Just as Memorial Day has become the unofficial start of summer, Labor Day has become its unofficial end. Unlike holidays that commemorate an event, Labor Day was a planned holiday dating from the 1880s. To get a sense for this, think about the past. Just try to imagine yourself as a worker in the 1880s. There were long hours, a workday did not go from 9 to 5, there were no regular vacations, no protection from injury on the job, often hard labor. This was daily life for many people since the Industrial Revolution began. Labor Unions were the result of exploited (overworked and underpaid) workers banding together. If one guy quits, work goes on. If everyone quits, somebody’s got to listen! So groups of workers formed unions to get organized and to begin to bargain for more appropriate working conditions.

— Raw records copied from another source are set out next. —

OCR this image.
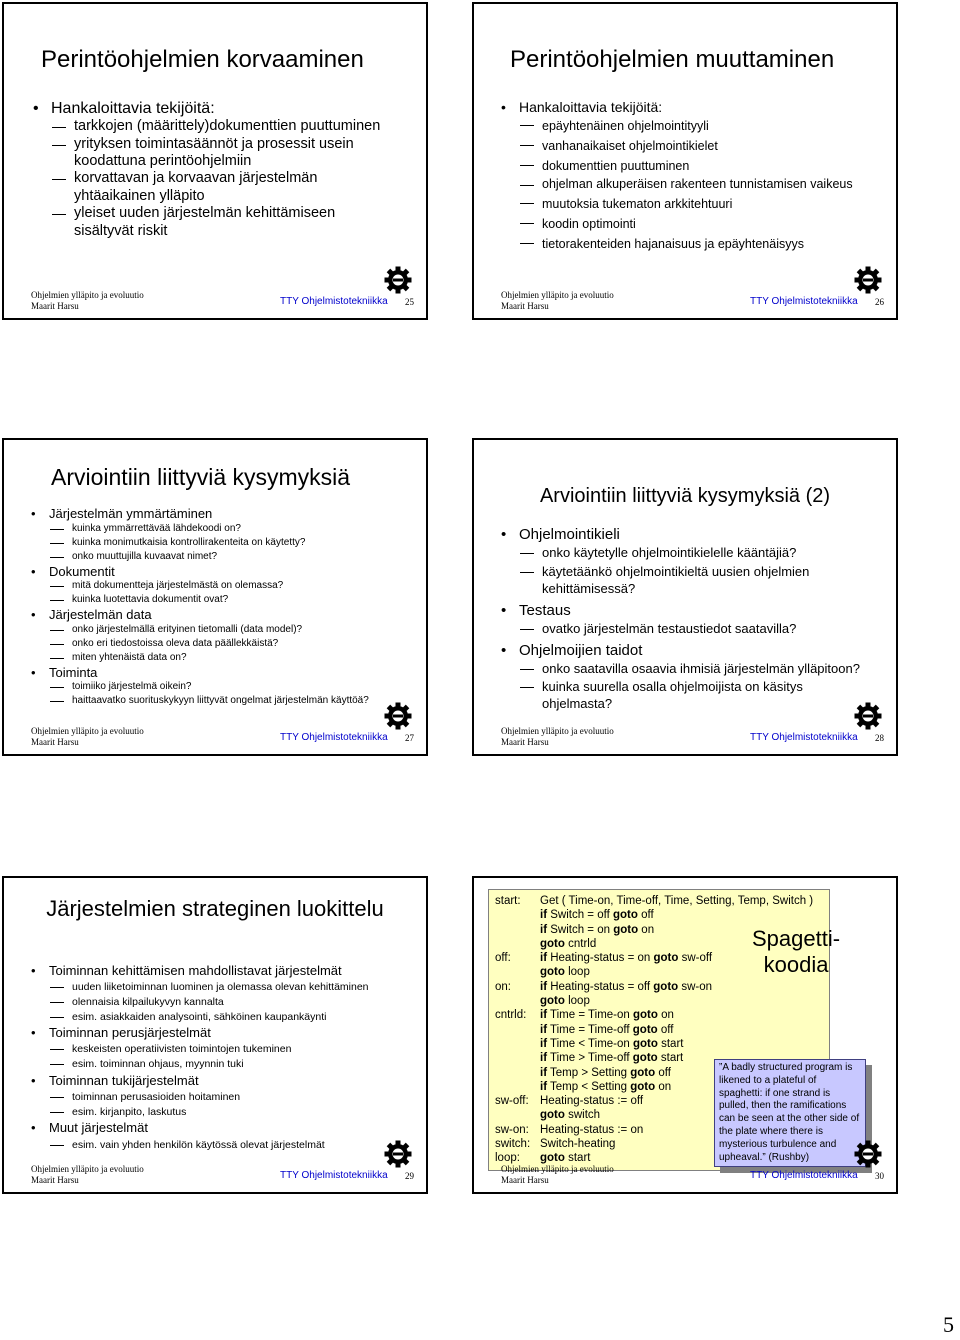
Perintöohjelmien korvaaminen
• Hankaloittavia tekijöitä:
tarkkojen (määrittely)dokumenttien puuttuminen
yrityksen toimintasäännöt ja prosessit usein koodattuna perintöohjelmiin
korvattavan ja korvaavan järjestelmän yhtäaikainen ylläpito
yleiset uuden järjestelmän kehittämiseen sisältyvät riskit
Ohjelmien ylläpito ja evoluutio
Maarit Harsu	TTY Ohjelmistotekniikka 25
Perintöohjelmien muuttaminen
• Hankaloittavia tekijöitä:
epäyhtenäinen ohjelmointityyli
vanhanaikaiset ohjelmointikielet
dokumenttien puuttuminen
ohjelman alkuperäisen rakenteen tunnistamisen vaikeus
muutoksia tukematon arkkitehtuuri
koodin optimointi
tietorakenteiden hajanaisuus ja epäyhtenäisyys
Ohjelmien ylläpito ja evoluutio
Maarit Harsu	TTY Ohjelmistotekniikka 26
Arviointiin liittyviä kysymyksiä
• Järjestelmän ymmärtäminen
kuinka ymmärrettävää lähdekoodi on?
kuinka monimutkaisia kontrollirakenteita on käytetty?
onko muuttujilla kuvaavat nimet?
• Dokumentit
mitä dokumentteja järjestelmästä on olemassa?
kuinka luotettavia dokumentit ovat?
• Järjestelmän data
onko järjestelmällä erityinen tietomalli (data model)?
onko eri tiedostoissa oleva data päällekkäistä?
miten yhtenäistä data on?
• Toiminta
toimiiko järjestelmä oikein?
haittaavatko suorituskykyyn liittyvät ongelmat järjestelmän käyttöä?
Ohjelmien ylläpito ja evoluutio
Maarit Harsu	TTY Ohjelmistotekniikka 27
Arviointiin liittyviä kysymyksiä (2)
• Ohjelmointikieli
onko käytetylle ohjelmointikielelle kääntäjiä?
käytetäänkö ohjelmointikieltä uusien ohjelmien kehittämisessä?
• Testaus
ovatko järjestelmän testaustiedot saatavilla?
• Ohjelmoijien taidot
onko saatavilla osaavia ihmisiä järjestelmän ylläpitoon?
kuinka suurella osalla ohjelmoijista on käsitys ohjelmasta?
Ohjelmien ylläpito ja evoluutio
Maarit Harsu	TTY Ohjelmistotekniikka 28
Järjestelmien strateginen luokittelu
• Toiminnan kehittämisen mahdollistavat järjestelmät
uuden liiketoiminnan luominen ja olemassa olevan kehittäminen
olennaisia kilpailukyvyn kannalta
esim. asiakkaiden analysointi, sähköinen kaupankäynti
• Toiminnan perusjärjestelmät
keskeisten operatiivisten toimintojen tukeminen
esim. toiminnan ohjaus, myynnin tuki
• Toiminnan tukijärjestelmät
toiminnan perusasioiden hoitaminen
esim. kirjanpito, laskutus
• Muut järjestelmät
esim. vain yhden henkilön käytössä olevat järjestelmät
Ohjelmien ylläpito ja evoluutio
Maarit Harsu	TTY Ohjelmistotekniikka 29
start:	Get ( Time-on, Time-off, Time, Setting, Temp, Switch )
if Switch = off goto off
if Switch = on goto on
goto cntrld
off:	if Heating-status = on goto sw-off
goto loop
on:	if Heating-status = off goto sw-on
goto loop
cntrld:	if Time = Time-on goto on
if Time = Time-off goto off
if Time < Time-on goto start
if Time > Time-off goto start
if Temp > Setting goto off
if Temp < Setting goto on
sw-off: Heating-status := off
goto switch
sw-on: Heating-status := on
switch: Switch-heating
loop:	goto start
Spagetti-
koodia
”A badly structured program is likened to a plateful of spaghetti: if one strand is pulled, then the ramifications can be seen at the other side of the plate where there is mysterious turbulence and upheaval.” (Rushby)
Ohjelmien ylläpito ja evoluutio
Maarit Harsu	TTY Ohjelmistotekniikka 30
5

Credit for Labor Day goes to either Peter McGuire or Matthew Maquire. Both men were laborers associated with unions: McGuire with the American Federation of Labor (AFL) and Maquire with the Central Labor Union (CLU). Whoever actually first suggested it, Maguire’s CLU was behind the first Labor Day in 1882.
It may seem hard to imagine now, what with all the free time people have to sit in front of the computer or television, that there was a time when a day off work could become a national holiday. But on September 5, 1882, the Central Labor Union held its holiday in New York City – the home of many unions. Less than 10 years later, in 1894, President Grover Cleveland signed in the first Monday in September as a legal holiday. Public support ran high for Labor Day, but some favored a May 1 celebration.
As an observance, Labor Day was simply for the enjoyment of a day off. The holiday has a special poignancy given the persistence of unemployment over the past several years. Although Labor Day has no religious basis, the fact is that many of us have been taught that our self-worth lies in our work, our contribution to the good of the whole. For those of us who have been forced into stints of unemployment, Labor Day seems less a holiday than a reminder of what we lack. Have we evolved a society that has outlived the need for a Labor Day?